Star Trek: Discovery
It’s been over a decade since Star Trek: Enterprise, the last series of the Trek franchise, has graced our television screens. I grew up in the 1990s, which was the heyday for Trek. The 90s had 3 series running almost concurrently (TNG, DS9 & Voyager) and featured 4 films (Star Treks VI to IX). Back then, I binged watched seasons with a friend during sleepovers. (Binge watching then meant going to Blockbuster and renting a stack of VHS tapes.) I spent countless hours with high school friends discussing all the ideas, themes, and concepts that Trek introduced us to – astronomy, astrophysics and other sciences, “what if” questions about the universe, ethical issues, so so on. The sorts of stuff that most teenagers pseudo-philosophically discuss, but through a geek’s sci-fi lens.
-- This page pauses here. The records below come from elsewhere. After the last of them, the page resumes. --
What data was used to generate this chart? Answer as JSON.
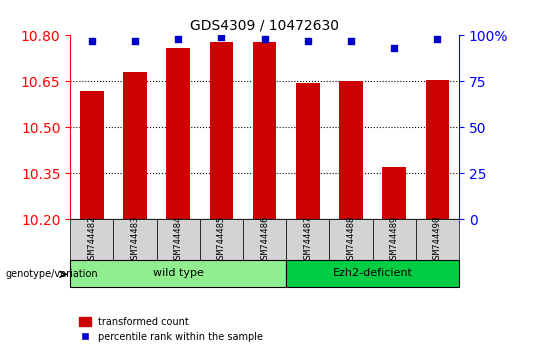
{
  "title": "GDS4309 / 10472630",
  "samples": [
    "GSM744482",
    "GSM744483",
    "GSM744484",
    "GSM744485",
    "GSM744486",
    "GSM744487",
    "GSM744488",
    "GSM744489",
    "GSM744490"
  ],
  "bar_values": [
    10.62,
    10.68,
    10.76,
    10.78,
    10.78,
    10.645,
    10.65,
    10.37,
    10.655
  ],
  "percentile_values": [
    97,
    97,
    98,
    99,
    98,
    97,
    97,
    93,
    98
  ],
  "ylim_left": [
    10.2,
    10.8
  ],
  "ylim_right": [
    0,
    100
  ],
  "yticks_left": [
    10.2,
    10.35,
    10.5,
    10.65,
    10.8
  ],
  "yticks_right": [
    0,
    25,
    50,
    75,
    100
  ],
  "bar_color": "#cc0000",
  "point_color": "#0000cc",
  "grid_color": "#000000",
  "wild_type_samples": [
    "GSM744482",
    "GSM744483",
    "GSM744484",
    "GSM744485",
    "GSM744486"
  ],
  "ezh2_samples": [
    "GSM744487",
    "GSM744488",
    "GSM744489",
    "GSM744490"
  ],
  "wild_type_label": "wild type",
  "ezh2_label": "Ezh2-deficient",
  "genotype_label": "genotype/variation",
  "legend_bar_label": "transformed count",
  "legend_point_label": "percentile rank within the sample",
  "wild_type_color": "#90ee90",
  "ezh2_color": "#00cc44",
  "sample_bg_color": "#d3d3d3",
  "bar_width": 0.55
}
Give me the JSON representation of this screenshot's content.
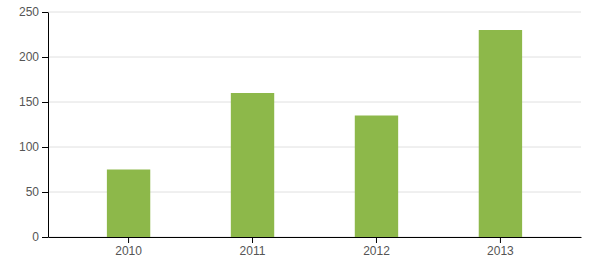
{
  "chart_data": {
    "type": "bar",
    "categories": [
      "2010",
      "2011",
      "2012",
      "2013"
    ],
    "values": [
      75,
      160,
      135,
      230
    ],
    "color": "#8db84a",
    "ylim": [
      0,
      250
    ],
    "yticks": [
      0,
      50,
      100,
      150,
      200,
      250
    ],
    "grid": true
  }
}
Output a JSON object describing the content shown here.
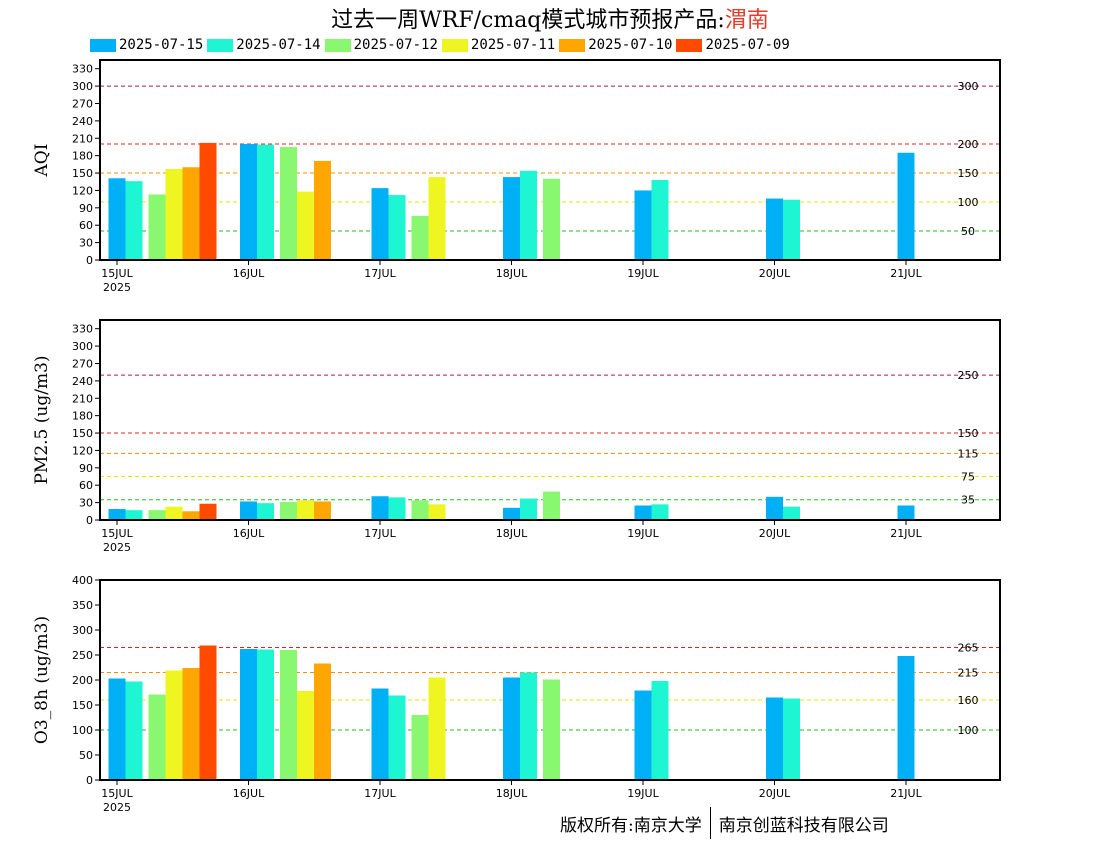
{
  "title": {
    "main": "过去一周WRF/cmaq模式城市预报产品:",
    "city": "渭南"
  },
  "legend": [
    {
      "label": "2025-07-15",
      "color": "#00b0f6"
    },
    {
      "label": "2025-07-14",
      "color": "#1ef5d2"
    },
    {
      "label": "2025-07-12",
      "color": "#89f770"
    },
    {
      "label": "2025-07-11",
      "color": "#eef520"
    },
    {
      "label": "2025-07-10",
      "color": "#ffa600"
    },
    {
      "label": "2025-07-09",
      "color": "#ff4a00"
    }
  ],
  "copyright": {
    "left": "版权所有:南京大学",
    "right": "南京创蓝科技有限公司"
  },
  "chart_data": [
    {
      "type": "bar",
      "ylabel": "AQI",
      "ylim": [
        0,
        345
      ],
      "yticks": [
        0,
        30,
        60,
        90,
        120,
        150,
        180,
        210,
        240,
        270,
        300,
        330
      ],
      "x_ticks": [
        "15JUL",
        "16JUL",
        "17JUL",
        "18JUL",
        "19JUL",
        "20JUL",
        "21JUL"
      ],
      "x_year": "2025",
      "ref_lines": [
        {
          "value": 300,
          "label": "300",
          "color": "#b0145a"
        },
        {
          "value": 200,
          "label": "200",
          "color": "#e02020"
        },
        {
          "value": 150,
          "label": "150",
          "color": "#ff8c00"
        },
        {
          "value": 100,
          "label": "100",
          "color": "#e6e600"
        },
        {
          "value": 50,
          "label": "50",
          "color": "#22bb22"
        }
      ],
      "series": [
        {
          "name": "2025-07-15",
          "points": [
            [
              0,
              141
            ],
            [
              1,
              200
            ],
            [
              2,
              124
            ],
            [
              3,
              143
            ],
            [
              4,
              120
            ],
            [
              5,
              106
            ],
            [
              6,
              185
            ]
          ]
        },
        {
          "name": "2025-07-14",
          "points": [
            [
              0,
              136
            ],
            [
              1,
              199
            ],
            [
              2,
              112
            ],
            [
              3,
              154
            ],
            [
              4,
              138
            ],
            [
              5,
              104
            ]
          ]
        },
        {
          "name": "2025-07-12",
          "points": [
            [
              0.5,
              113
            ],
            [
              1.5,
              195
            ],
            [
              2.5,
              76
            ],
            [
              3.5,
              140
            ]
          ]
        },
        {
          "name": "2025-07-11",
          "points": [
            [
              0.5,
              157
            ],
            [
              1.5,
              118
            ],
            [
              2.5,
              143
            ]
          ]
        },
        {
          "name": "2025-07-10",
          "points": [
            [
              0.5,
              160
            ],
            [
              1.5,
              171
            ]
          ]
        },
        {
          "name": "2025-07-09",
          "points": [
            [
              0.5,
              202
            ]
          ]
        }
      ]
    },
    {
      "type": "bar",
      "ylabel": "PM2.5 (ug/m3)",
      "ylim": [
        0,
        345
      ],
      "yticks": [
        0,
        30,
        60,
        90,
        120,
        150,
        180,
        210,
        240,
        270,
        300,
        330
      ],
      "x_ticks": [
        "15JUL",
        "16JUL",
        "17JUL",
        "18JUL",
        "19JUL",
        "20JUL",
        "21JUL"
      ],
      "x_year": "2025",
      "ref_lines": [
        {
          "value": 250,
          "label": "250",
          "color": "#b0145a"
        },
        {
          "value": 150,
          "label": "150",
          "color": "#e02020"
        },
        {
          "value": 115,
          "label": "115",
          "color": "#ff8c00"
        },
        {
          "value": 75,
          "label": "75",
          "color": "#e6e600"
        },
        {
          "value": 35,
          "label": "35",
          "color": "#22bb22"
        }
      ],
      "series": [
        {
          "name": "2025-07-15",
          "points": [
            [
              0,
              19
            ],
            [
              1,
              32
            ],
            [
              2,
              41
            ],
            [
              3,
              21
            ],
            [
              4,
              25
            ],
            [
              5,
              40
            ],
            [
              6,
              25
            ]
          ]
        },
        {
          "name": "2025-07-14",
          "points": [
            [
              0,
              17
            ],
            [
              1,
              29
            ],
            [
              2,
              39
            ],
            [
              3,
              37
            ],
            [
              4,
              27
            ],
            [
              5,
              23
            ]
          ]
        },
        {
          "name": "2025-07-12",
          "points": [
            [
              0.5,
              17
            ],
            [
              1.5,
              31
            ],
            [
              2.5,
              34
            ],
            [
              3.5,
              49
            ]
          ]
        },
        {
          "name": "2025-07-11",
          "points": [
            [
              0.5,
              23
            ],
            [
              1.5,
              34
            ],
            [
              2.5,
              27
            ]
          ]
        },
        {
          "name": "2025-07-10",
          "points": [
            [
              0.5,
              15
            ],
            [
              1.5,
              32
            ]
          ]
        },
        {
          "name": "2025-07-09",
          "points": [
            [
              0.5,
              28
            ]
          ]
        }
      ]
    },
    {
      "type": "bar",
      "ylabel": "O3_8h (ug/m3)",
      "ylim": [
        0,
        400
      ],
      "yticks": [
        0,
        50,
        100,
        150,
        200,
        250,
        300,
        350,
        400
      ],
      "x_ticks": [
        "15JUL",
        "16JUL",
        "17JUL",
        "18JUL",
        "19JUL",
        "20JUL",
        "21JUL"
      ],
      "x_year": "2025",
      "ref_lines": [
        {
          "value": 265,
          "label": "265",
          "color": "#e02020"
        },
        {
          "value": 215,
          "label": "215",
          "color": "#ff8c00"
        },
        {
          "value": 160,
          "label": "160",
          "color": "#e6e600"
        },
        {
          "value": 100,
          "label": "100",
          "color": "#22bb22"
        }
      ],
      "series": [
        {
          "name": "2025-07-15",
          "points": [
            [
              0,
              203
            ],
            [
              1,
              262
            ],
            [
              2,
              183
            ],
            [
              3,
              205
            ],
            [
              4,
              179
            ],
            [
              5,
              165
            ],
            [
              6,
              248
            ]
          ]
        },
        {
          "name": "2025-07-14",
          "points": [
            [
              0,
              197
            ],
            [
              1,
              261
            ],
            [
              2,
              169
            ],
            [
              3,
              215
            ],
            [
              4,
              198
            ],
            [
              5,
              163
            ]
          ]
        },
        {
          "name": "2025-07-12",
          "points": [
            [
              0.5,
              171
            ],
            [
              1.5,
              260
            ],
            [
              2.5,
              130
            ],
            [
              3.5,
              201
            ]
          ]
        },
        {
          "name": "2025-07-11",
          "points": [
            [
              0.5,
              219
            ],
            [
              1.5,
              178
            ],
            [
              2.5,
              205
            ]
          ]
        },
        {
          "name": "2025-07-10",
          "points": [
            [
              0.5,
              224
            ],
            [
              1.5,
              233
            ]
          ]
        },
        {
          "name": "2025-07-09",
          "points": [
            [
              0.5,
              269
            ]
          ]
        }
      ]
    }
  ]
}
I also used to attend Trek conventions and had a pretty encyclopedic knowledge of Trek trivia (like, memorizing Starfleet ship registration numbers). At the turn of the century, the output of the Star Trek universe slowed down, and that obscure knowledge started to mothball in the recesses of my brain.
When news broke of Star Trek Discovery, I was excited that my sci-fi franchise of choice was going to be back on the small screen with new content.
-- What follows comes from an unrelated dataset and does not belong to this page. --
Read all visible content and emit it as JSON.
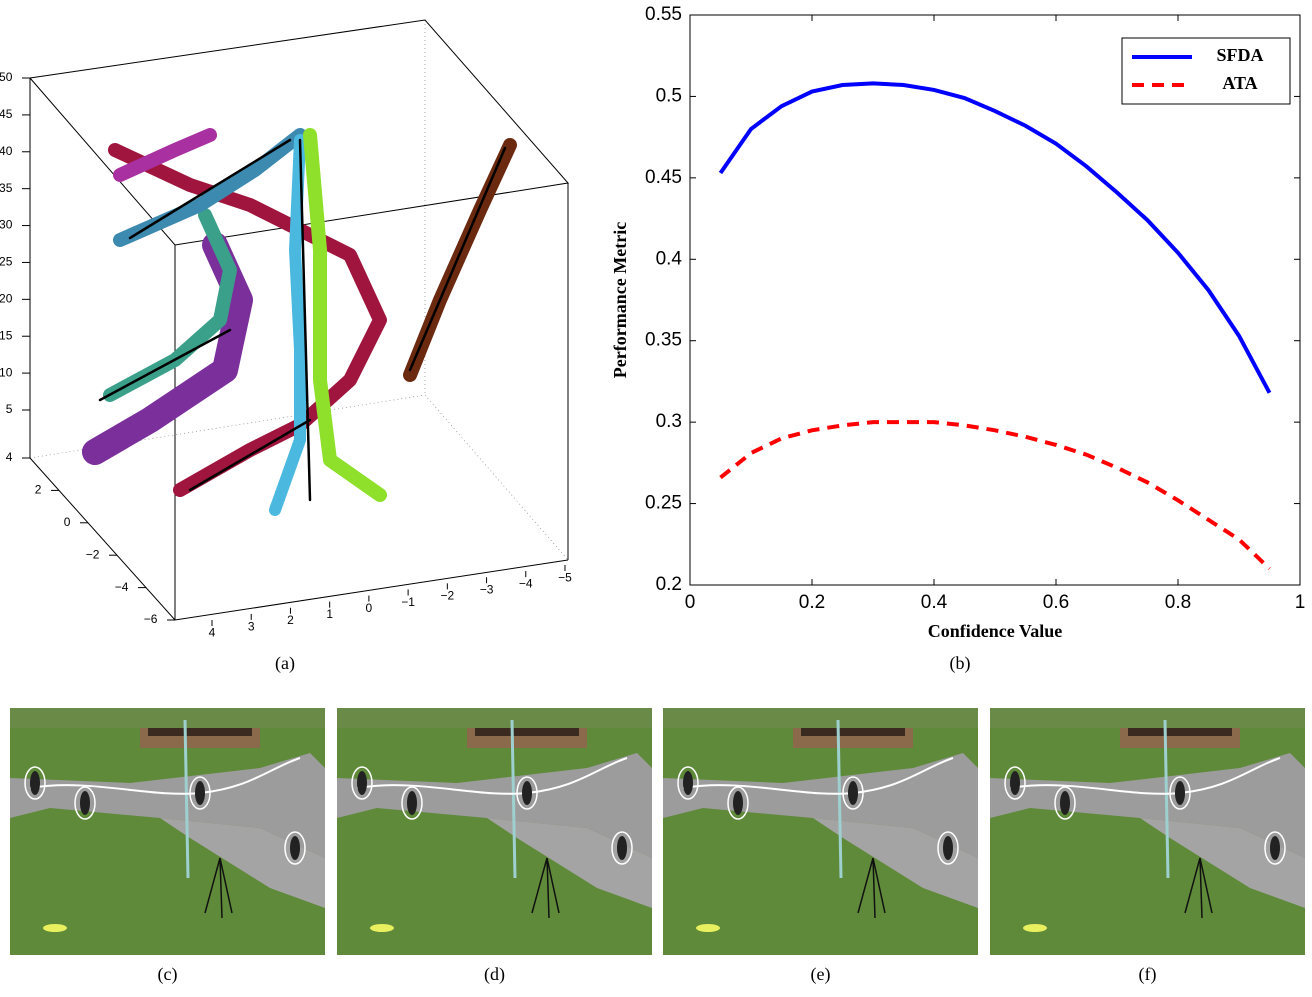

Television has evolved a lot since the 90s. We’re in the so-called Golden Age of television, and the episodic nature of TNG has long since been replaced by grand story arcs, sophisticated treatment of themes, and great acting. I wanted to see what Trek might look like given the advances in television story telling over the last half of my life.
After watching the first two episodes of Discovery, I am disappointed. Like Enterprise, Discovery is a prequel, and the problem with prequels is that they are constricted by events that have already happened in the future, so to speak. The new Star Trek movies try to avoid that by splitting the timeline and creating an offshoot universe. But Star Trek is about the future, and I do miss forging even further ahead in the future and exploring more uncharted territory.
With Discovery, what we get instead is an opening few episodes where we are introduced to the start of hostilities between the Klingon Empire and the Federation. Perhaps the writers will eventually make this a compelling story-line, but it’s not one that they have managed to grab my interest with. In the future Trek story-line, there is peace between the two civilizations, and how that came to be was an interesting concept.
It also doesn’t help that all the episodes so far are lacking in personality. The characters and acting feel wooden. I just don’t care about any of them, and none of them stand out.
The focal character is, for the first time, not the captain of a starship or space station, but it remains to be seen if something interesting comes from this shift in perspective. Michael Burnham’s initial personal theme of an internal conflict between emotion versus logic, child versus parent, has been done before: Spock, Data, 7. Simply reversing the dynamic by thrusting a human child into having a Vulcan upbringing feels like a gimmick.
The Klingons are also somewhat boring. Their dialogue is slow and stilted, and even the font selection for the subtitles (ALL CAPS, SERIF, BIG) felt like a crutch to supplement the acting.
Even the theme song played during the opening credits is bland and meek. The only memorable part of it is when its closing bars throw back to the original Alexander Courage theme.
The story itself feels jumpy and contrived, unfolding unnaturally as you try to make sense of where it’s trying to go. A Klingon from nowhere shows up, recruits another houseless Klingon to be a “torchbearer” because he can hold his hand in fire for a while, and suddenly they reunite the Klingon empire. They blow up a bunch of Federation ships and then warp out of there. What?
As critical as I’ve been so far, it’s Star Trek, so I’m going to keep watching. But I do hope it starts to kick into gear.